Единственный страх, который очень тяжело убрать у человека, это страх того, что ты никогда не сможешь стать другим. Иногда появляется уверенность, и все слова удается произнести без запинки, но контролировать эти моменты практически невозможно. Я не видела, как это можно сделать. Мне нечего было пересказать Маше, чтобы заставить ее задуматься. Я не знала, как повлиять на ее ситуацию.
Нельзя было помочь детям больным раком, если они уже родились с этим недугом. Взрослым, с одной стороны, было тоже несложно помочь, потому что чаще всего все их болезни случаются от их мировосприятия и мироощущения. Но с другой, очень мало кто из людей готов слушать, где и как он был не прав, где и как он перегнул или недогнул палку.
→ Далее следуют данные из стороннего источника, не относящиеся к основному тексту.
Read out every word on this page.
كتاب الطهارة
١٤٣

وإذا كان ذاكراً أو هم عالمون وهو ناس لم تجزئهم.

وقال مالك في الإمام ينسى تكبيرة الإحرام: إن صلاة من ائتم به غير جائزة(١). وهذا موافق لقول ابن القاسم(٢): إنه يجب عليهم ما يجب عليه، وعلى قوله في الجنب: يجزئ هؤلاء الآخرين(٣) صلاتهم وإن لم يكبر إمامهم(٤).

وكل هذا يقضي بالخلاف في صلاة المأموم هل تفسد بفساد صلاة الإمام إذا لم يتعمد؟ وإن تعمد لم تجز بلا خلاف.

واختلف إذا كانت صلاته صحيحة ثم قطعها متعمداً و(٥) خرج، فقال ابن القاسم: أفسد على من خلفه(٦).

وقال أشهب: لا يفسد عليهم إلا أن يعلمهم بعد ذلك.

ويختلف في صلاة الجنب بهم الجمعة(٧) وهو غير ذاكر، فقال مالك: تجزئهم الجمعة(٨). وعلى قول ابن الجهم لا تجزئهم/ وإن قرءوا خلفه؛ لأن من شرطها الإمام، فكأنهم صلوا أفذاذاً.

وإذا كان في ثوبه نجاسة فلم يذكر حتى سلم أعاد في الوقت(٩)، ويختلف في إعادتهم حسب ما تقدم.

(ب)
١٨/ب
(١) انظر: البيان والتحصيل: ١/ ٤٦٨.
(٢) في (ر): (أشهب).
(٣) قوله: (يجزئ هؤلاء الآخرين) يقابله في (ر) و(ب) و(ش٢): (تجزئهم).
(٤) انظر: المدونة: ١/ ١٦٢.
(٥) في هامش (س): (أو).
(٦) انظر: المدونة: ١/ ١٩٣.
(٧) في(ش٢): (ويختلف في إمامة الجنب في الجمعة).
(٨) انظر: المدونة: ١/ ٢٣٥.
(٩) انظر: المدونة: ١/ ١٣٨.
Бывает, что в жизнь человека врывается какой-то рок. Как тогда быть? Можно еще раз рассказать об этом человеку и показать ему, над какими эмоциями стоит работать. Нечто похожее делают психологи, но им сложнее, они не видят полной картины. А мне достаточно было несколько секунд, чтобы увидеть самую суть: самое ключевое, что находится в человеке, что его гнетет или делает счастливым. Жаль, что счастливыми умеют быть очень немногие.
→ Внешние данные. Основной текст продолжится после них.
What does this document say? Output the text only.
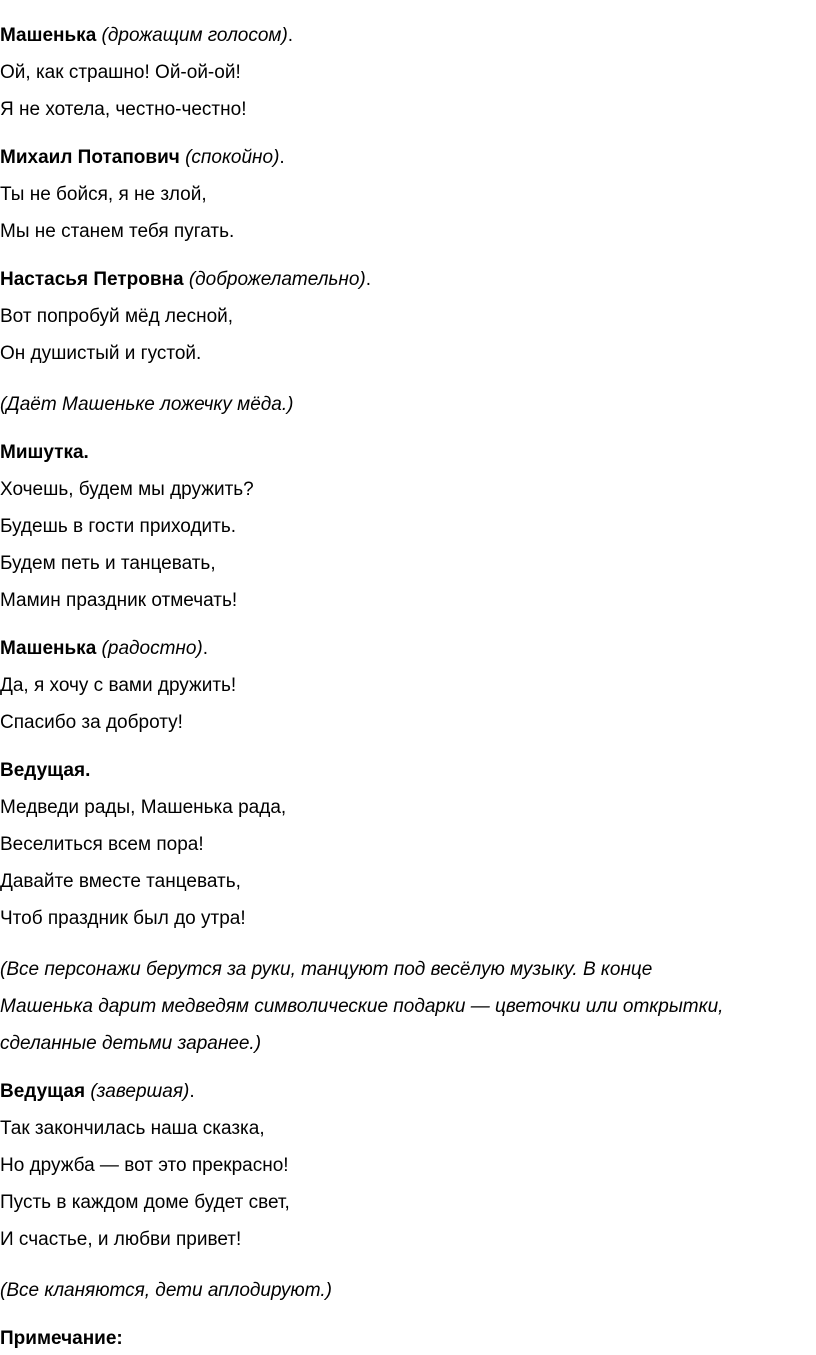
Машенька (дрожащим голосом).
Ой, как страшно! Ой-ой-ой!
Я не хотела, честно-честно!
Михаил Потапович (спокойно).
Ты не бойся, я не злой,
Мы не станем тебя пугать.
Настасья Петровна (доброжелательно).
Вот попробуй мёд лесной,
Он душистый и густой.
(Даёт Машеньке ложечку мёда.)
Мишутка.
Хочешь, будем мы дружить?
Будешь в гости приходить.
Будем петь и танцевать,
Мамин праздник отмечать!
Машенька (радостно).
Да, я хочу с вами дружить!
Спасибо за доброту!
Ведущая.
Медведи рады, Машенька рада,
Веселиться всем пора!
Давайте вместе танцевать,
Чтоб праздник был до утра!
(Все персонажи берутся за руки, танцуют под весёлую музыку. В конце
Машенька дарит медведям символические подарки — цветочки или открытки,
сделанные детьми заранее.)
Ведущая (завершая).
Так закончилась наша сказка,
Но дружба — вот это прекрасно!
Пусть в каждом доме будет свет,
И счастье, и любви привет!
(Все кланяются, дети аплодируют.)
Примечание:
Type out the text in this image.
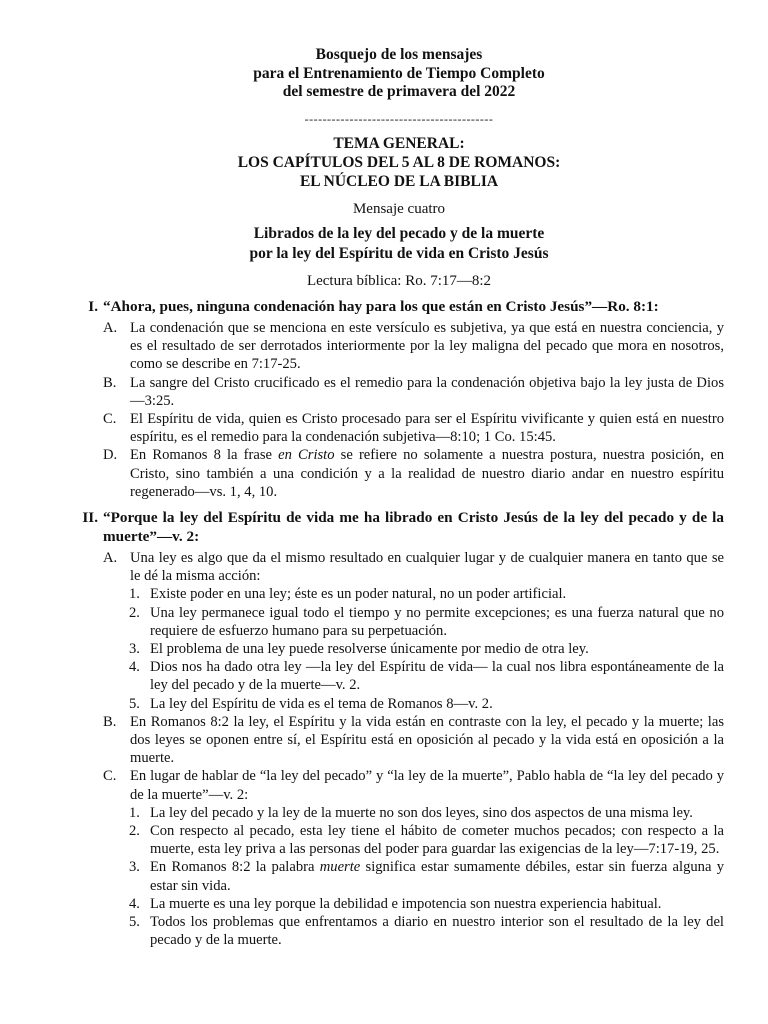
Bosquejo de los mensajes
para el Entrenamiento de Tiempo Completo
del semestre de primavera del 2022
------------------------------------------
TEMA GENERAL:
LOS CAPÍTULOS DEL 5 AL 8 DE ROMANOS:
EL NÚCLEO DE LA BIBLIA
Mensaje cuatro
Librados de la ley del pecado y de la muerte
por la ley del Espíritu de vida en Cristo Jesús
Lectura bíblica: Ro. 7:17—8:2
I. “Ahora, pues, ninguna condenación hay para los que están en Cristo Jesús”—Ro. 8:1:
A. La condenación que se menciona en este versículo es subjetiva, ya que está en nuestra conciencia, y es el resultado de ser derrotados interiormente por la ley maligna del pecado que mora en nosotros, como se describe en 7:17-25.
B. La sangre del Cristo crucificado es el remedio para la condenación objetiva bajo la ley justa de Dios—3:25.
C. El Espíritu de vida, quien es Cristo procesado para ser el Espíritu vivificante y quien está en nuestro espíritu, es el remedio para la condenación subjetiva—8:10; 1 Co. 15:45.
D. En Romanos 8 la frase en Cristo se refiere no solamente a nuestra postura, nuestra posición, en Cristo, sino también a una condición y a la realidad de nuestro diario andar en nuestro espíritu regenerado—vs. 1, 4, 10.
II. “Porque la ley del Espíritu de vida me ha librado en Cristo Jesús de la ley del pecado y de la muerte”—v. 2:
A. Una ley es algo que da el mismo resultado en cualquier lugar y de cualquier manera en tanto que se le dé la misma acción:
1. Existe poder en una ley; éste es un poder natural, no un poder artificial.
2. Una ley permanece igual todo el tiempo y no permite excepciones; es una fuerza natural que no requiere de esfuerzo humano para su perpetuación.
3. El problema de una ley puede resolverse únicamente por medio de otra ley.
4. Dios nos ha dado otra ley —la ley del Espíritu de vida— la cual nos libra espontáneamente de la ley del pecado y de la muerte—v. 2.
5. La ley del Espíritu de vida es el tema de Romanos 8—v. 2.
B. En Romanos 8:2 la ley, el Espíritu y la vida están en contraste con la ley, el pecado y la muerte; las dos leyes se oponen entre sí, el Espíritu está en oposición al pecado y la vida está en oposición a la muerte.
C. En lugar de hablar de “la ley del pecado” y “la ley de la muerte”, Pablo habla de “la ley del pecado y de la muerte”—v. 2:
1. La ley del pecado y la ley de la muerte no son dos leyes, sino dos aspectos de una misma ley.
2. Con respecto al pecado, esta ley tiene el hábito de cometer muchos pecados; con respecto a la muerte, esta ley priva a las personas del poder para guardar las exigencias de la ley—7:17-19, 25.
3. En Romanos 8:2 la palabra muerte significa estar sumamente débiles, estar sin fuerza alguna y estar sin vida.
4. La muerte es una ley porque la debilidad e impotencia son nuestra experiencia habitual.
5. Todos los problemas que enfrentamos a diario en nuestro interior son el resultado de la ley del pecado y de la muerte.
А сейчас, сидя в комнате в позе для медитации, я видела, как Маша негодует. Маша считала меня безупречной, невероятной. Хоть и прошло всего лишь полтора месяца с нашего первого знакомства, Маша считала, что во мне заложен глубокий потенциал, что я смогу встать и полететь, если захочу. Но ничего подобного со мной почему-то пока еще не происходило. Была еще одна важная деталь: Маша восхищалась тем, чего у нее не было, моей внешностью и здоровьем.
Я ей ответила:
– В детдоме у меня было прозвище Блаженная. Ко мне маленькие приходили за помощью. Я часто видела, когда кто-то хочет затеять что-то недоброе. Всем злодеям стало скучно, я всегда заранее знала, кто и что готовит. Никто не мог пройти мимо. Как Бэтмен, прилетала и всех спасала. Одно время ко мне приходили толпы людей за помощью. Чуть не погорели на этом. Хотели меня отдать или продать, спасла воспитательница. Она меня вообще очень часто спасала, в том числе от себя. Она меня учила и сейчас еще учит жить в рациональном мире, действовать по уму, делать хорошо то, что получается, и любить то, что вокруг. Лучше не будет. Поэтому, Маш, я стараюсь не брать на себя лишнее. Каждый из нас безупречен и может все, абсолютно все, но не сразу, не сиюминутно. А иначе мы все сгорим как факелы. Я одно время и хотела так сделать, меня Нина Ивановна – воспитательница моя спасла. Просто поговорила. Ровно так, как я обычно делаю с людьми. Маш, давай лучше вместе заниматься, ты же будешь держать спину с первых упражнений, я знаю. Я уверена.
Сначала Маша улыбнулась, потом нахмурилась. Хотела что-то сказать и на протяжном «м-м-м» вышла из комнаты. Я поняла, что Маша задумала какое-то безотлагательное дело, что слова мои ее обрадовали, но ей нужно что-то обдумать и что-то сделать. Через какое-то время Маша вернулась с несколькими книгами по йоге и цигуну.
– Вот. Д-давай изучать вместе, – Маша улыбалась, как счастливый пионер в предвкушении подвига.
Я улыбнулась в ответ. Маше просто хотелось дружбы, просто хотелось делать что-то вместе и обсуждать это.
– Да, конечно. Давай читать, а потом делать упражнения. Давай я только закончу изучать эту книгу. Может, ты тоже будешь иногда ее брать у меня и читать.
– Хорошо, с уд-д-довольствием!
Я открыла прекрасное таинство дружбы. Раньше самым близким моим человеком была только Нина Ивановна, никто из детей не пытался предложить мне именно дружбу. Просили о помощи, прибегали, благодарили, но не пытались дать совет или захотеть приблизиться, окунуться в мою душу. Держались на расстоянии. Меня окружало много людей с дефицитом дружбы, любви, внимания. Им приходилось несладко в детдоме без подлинной заботы родителей. Но сейчас именно в Маше я почувствовала человека, с которым у меня много общего. Человека-сверстника, который не отдаляется от тебя, а, наоборот, готов поддержать, согреть своим теплом и вниманием, который хочет дружить. Я начинала лучше себя чувствовать, странные ощущения почти отступили.